La structure de la propriété était seigneuriale, fondée sur de grands domaines dont le propriétaire féodal percevait des revenus substantiels d'une masse de paysans souvent sans terre. L'agriculture restait traditionnelle, avec peu d'innovations technologiques : la jachère et les outils agricoles étaient restés inchangés depuis des siècles. En conséquence, la productivité était très faible et la majorité de la population vivait au seuil de la subsistance.

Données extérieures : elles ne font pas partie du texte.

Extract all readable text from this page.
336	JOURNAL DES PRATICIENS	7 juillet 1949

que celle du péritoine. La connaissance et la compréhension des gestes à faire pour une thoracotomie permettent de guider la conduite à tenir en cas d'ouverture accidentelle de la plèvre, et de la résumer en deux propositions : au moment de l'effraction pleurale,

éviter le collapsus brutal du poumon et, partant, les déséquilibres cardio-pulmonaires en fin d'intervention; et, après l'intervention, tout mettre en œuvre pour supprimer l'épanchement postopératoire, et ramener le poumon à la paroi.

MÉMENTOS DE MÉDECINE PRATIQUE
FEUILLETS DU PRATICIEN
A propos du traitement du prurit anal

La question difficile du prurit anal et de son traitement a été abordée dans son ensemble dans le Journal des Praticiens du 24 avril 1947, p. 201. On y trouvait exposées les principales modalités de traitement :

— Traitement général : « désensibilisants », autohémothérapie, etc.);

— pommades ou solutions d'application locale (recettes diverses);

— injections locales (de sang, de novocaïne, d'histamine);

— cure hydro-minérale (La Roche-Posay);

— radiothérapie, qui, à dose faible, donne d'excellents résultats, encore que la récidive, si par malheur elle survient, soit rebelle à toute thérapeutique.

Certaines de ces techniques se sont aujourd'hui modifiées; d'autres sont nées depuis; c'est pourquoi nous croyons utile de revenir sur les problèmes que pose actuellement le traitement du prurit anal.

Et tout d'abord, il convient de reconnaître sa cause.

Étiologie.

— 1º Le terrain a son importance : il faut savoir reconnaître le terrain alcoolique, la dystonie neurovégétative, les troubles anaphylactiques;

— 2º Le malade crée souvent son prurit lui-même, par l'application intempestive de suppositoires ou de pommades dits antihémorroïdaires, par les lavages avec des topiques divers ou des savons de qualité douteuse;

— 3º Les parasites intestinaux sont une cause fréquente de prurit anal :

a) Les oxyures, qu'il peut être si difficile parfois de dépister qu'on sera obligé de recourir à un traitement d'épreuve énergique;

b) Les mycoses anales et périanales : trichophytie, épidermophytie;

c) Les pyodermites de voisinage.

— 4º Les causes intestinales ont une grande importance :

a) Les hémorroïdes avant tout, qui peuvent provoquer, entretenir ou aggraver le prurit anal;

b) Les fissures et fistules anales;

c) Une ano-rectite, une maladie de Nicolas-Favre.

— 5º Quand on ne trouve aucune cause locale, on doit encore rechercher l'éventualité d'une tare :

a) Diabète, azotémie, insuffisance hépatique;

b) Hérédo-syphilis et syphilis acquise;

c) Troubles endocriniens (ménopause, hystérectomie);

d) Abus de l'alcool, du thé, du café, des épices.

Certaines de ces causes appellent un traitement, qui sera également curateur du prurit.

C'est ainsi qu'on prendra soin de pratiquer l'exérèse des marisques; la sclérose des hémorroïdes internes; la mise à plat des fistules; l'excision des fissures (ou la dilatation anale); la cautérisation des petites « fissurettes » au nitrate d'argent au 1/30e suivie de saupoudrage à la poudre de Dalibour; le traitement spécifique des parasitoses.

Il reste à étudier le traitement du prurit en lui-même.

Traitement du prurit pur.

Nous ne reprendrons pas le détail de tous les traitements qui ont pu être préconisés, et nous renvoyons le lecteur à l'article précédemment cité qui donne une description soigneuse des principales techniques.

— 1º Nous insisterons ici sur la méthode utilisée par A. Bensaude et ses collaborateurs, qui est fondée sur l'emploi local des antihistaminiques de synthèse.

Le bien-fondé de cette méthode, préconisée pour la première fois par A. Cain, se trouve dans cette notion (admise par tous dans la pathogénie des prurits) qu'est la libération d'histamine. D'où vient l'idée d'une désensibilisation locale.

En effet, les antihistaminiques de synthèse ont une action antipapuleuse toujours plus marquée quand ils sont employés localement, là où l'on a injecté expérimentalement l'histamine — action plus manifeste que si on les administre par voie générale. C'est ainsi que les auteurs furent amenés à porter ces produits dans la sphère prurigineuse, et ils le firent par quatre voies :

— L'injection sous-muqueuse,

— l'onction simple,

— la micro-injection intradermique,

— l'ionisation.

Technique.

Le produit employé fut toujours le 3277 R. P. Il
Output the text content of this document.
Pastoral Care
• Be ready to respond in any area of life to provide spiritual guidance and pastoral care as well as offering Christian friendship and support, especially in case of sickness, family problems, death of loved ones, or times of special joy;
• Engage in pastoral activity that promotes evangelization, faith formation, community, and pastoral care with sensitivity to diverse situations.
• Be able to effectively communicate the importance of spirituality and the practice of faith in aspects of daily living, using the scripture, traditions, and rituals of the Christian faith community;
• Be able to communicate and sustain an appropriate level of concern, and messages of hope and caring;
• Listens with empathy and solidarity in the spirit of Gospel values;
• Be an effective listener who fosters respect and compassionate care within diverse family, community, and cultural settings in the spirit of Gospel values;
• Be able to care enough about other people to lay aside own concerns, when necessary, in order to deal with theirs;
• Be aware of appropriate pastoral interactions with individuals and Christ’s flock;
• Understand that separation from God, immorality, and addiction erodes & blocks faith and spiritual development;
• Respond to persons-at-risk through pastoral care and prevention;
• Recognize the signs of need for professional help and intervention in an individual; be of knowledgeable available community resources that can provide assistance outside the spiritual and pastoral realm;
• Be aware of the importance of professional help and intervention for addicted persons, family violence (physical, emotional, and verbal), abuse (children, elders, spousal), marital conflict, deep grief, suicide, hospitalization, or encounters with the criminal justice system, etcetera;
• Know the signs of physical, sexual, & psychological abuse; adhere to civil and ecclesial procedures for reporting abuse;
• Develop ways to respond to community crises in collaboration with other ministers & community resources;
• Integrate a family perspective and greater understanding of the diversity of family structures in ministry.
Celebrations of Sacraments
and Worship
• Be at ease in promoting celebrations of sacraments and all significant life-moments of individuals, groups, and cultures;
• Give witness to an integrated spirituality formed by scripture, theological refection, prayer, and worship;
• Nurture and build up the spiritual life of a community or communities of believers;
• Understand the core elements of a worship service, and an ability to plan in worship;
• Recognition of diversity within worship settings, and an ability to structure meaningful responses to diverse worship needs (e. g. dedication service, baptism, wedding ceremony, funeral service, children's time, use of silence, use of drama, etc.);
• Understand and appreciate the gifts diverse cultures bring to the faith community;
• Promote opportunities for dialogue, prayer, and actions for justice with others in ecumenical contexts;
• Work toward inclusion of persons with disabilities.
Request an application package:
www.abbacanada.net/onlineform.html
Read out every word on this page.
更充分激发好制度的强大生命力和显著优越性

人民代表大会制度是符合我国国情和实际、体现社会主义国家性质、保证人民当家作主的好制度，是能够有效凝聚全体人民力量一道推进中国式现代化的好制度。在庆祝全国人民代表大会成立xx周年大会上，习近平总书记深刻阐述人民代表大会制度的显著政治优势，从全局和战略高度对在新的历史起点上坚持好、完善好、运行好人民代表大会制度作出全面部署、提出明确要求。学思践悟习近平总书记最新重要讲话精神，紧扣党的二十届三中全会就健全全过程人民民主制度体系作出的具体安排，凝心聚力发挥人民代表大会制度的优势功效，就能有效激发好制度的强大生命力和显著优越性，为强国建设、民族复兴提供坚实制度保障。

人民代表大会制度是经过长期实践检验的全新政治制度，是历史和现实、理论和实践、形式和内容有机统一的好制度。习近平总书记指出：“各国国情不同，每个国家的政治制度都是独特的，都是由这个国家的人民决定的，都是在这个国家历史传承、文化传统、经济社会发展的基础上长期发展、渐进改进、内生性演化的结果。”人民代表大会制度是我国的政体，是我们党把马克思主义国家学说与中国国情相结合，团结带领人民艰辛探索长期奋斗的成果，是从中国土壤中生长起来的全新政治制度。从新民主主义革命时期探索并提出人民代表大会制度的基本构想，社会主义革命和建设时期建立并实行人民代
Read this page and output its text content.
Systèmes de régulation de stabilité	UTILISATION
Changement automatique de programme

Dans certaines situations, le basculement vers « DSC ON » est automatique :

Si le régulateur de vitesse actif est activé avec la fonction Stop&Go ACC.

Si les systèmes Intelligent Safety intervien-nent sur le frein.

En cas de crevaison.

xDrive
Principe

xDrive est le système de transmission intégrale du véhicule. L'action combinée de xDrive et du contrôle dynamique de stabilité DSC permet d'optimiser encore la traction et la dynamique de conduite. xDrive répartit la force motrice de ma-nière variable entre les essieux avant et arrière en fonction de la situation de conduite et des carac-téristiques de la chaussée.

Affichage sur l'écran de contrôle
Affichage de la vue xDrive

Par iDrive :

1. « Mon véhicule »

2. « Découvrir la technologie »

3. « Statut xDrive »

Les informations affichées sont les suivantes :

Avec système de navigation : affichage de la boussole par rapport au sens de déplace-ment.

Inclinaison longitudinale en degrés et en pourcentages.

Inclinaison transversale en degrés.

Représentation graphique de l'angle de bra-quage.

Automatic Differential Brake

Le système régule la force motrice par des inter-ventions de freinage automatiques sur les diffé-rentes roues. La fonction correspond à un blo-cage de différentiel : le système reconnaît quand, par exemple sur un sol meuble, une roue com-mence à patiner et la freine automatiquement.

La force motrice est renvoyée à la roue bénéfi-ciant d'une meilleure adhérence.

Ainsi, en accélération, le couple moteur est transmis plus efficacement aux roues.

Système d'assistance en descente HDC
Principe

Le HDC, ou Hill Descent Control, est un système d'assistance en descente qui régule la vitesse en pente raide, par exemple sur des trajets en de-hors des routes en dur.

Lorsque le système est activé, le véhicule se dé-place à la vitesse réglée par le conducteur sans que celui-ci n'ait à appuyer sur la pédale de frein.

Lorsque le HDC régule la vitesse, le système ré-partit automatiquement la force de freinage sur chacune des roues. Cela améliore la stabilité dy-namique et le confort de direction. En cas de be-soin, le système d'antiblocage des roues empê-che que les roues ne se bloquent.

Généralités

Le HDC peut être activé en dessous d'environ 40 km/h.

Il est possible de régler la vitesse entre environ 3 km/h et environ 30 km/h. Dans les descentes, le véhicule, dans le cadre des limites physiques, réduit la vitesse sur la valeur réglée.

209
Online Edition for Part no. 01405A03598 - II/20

La société : un système d'ordres

La société était articulée en ordres, chaque ordre correspondant à une strate ou un groupe social. Elle avait un caractère imperméable, c'est-à-dire qu'il était presque impossible de passer d'un ordre à l'autre.

Chaque membre de la société appartenait à un ordre, ce qui lui accordait ou lui refusait des privilèges, comme l'exemption d'impôts ou le droit à des avantages exclusifs. L'accès aux ordres privilégiés (à l'exception du clergé) se faisait par la naissance ou par une concession spéciale du monarque.

Les ordres privilégiés étaient la noblesse et le clergé. Les ordres non privilégiés, constituant la grande masse de la population, comprenaient les paysans, les artisans et les bourgeois, ces derniers devenant de plus en plus riches et influents. Cette société d'ordres rigide entra en crise au cours du XVIIIe siècle, notamment avec la Révolution française, ouvrant la voie à la société capitaliste.

La démographie : un équilibre précaire

La démographie de l'Ancien Régime présentait les caractéristiques suivantes :

  • Une faible croissance démographique, conditionnée par des taux de natalité élevés compensés par des taux de mortalité également élevés, surtout chez les enfants.
  • Un équilibre instable entre la population et les ressources. La mortalité était étroitement liée à la dépendance envers une économie agricole. Des crises de subsistance, déclenchées par de mauvaises récoltes, survenaient périodiquement. La pénurie de nourriture provoquait des famines, qui à leur tour engendraient des épidémies se propageant rapidement au sein d'une population affaiblie.

Au XVIIIe siècle, des changements s'opérèrent. Dans certaines régions d'Europe (Angleterre, France, Pays-Bas), une augmentation des surplus alimentaires et une meilleure nutrition entraînèrent une baisse des famines et des épidémies, et par conséquent une réduction de la mortalité. Les progrès, bien que modestes, de la médecine et de l'hygiène contribuèrent également à ce déclin. La croissance démographique qui en résulta intensifia la demande de nourriture et de produits manufacturés, et augmenta la disponibilité de la main-d'œuvre, devenant un facteur clé dans le développement des révolutions agricole et industrielle.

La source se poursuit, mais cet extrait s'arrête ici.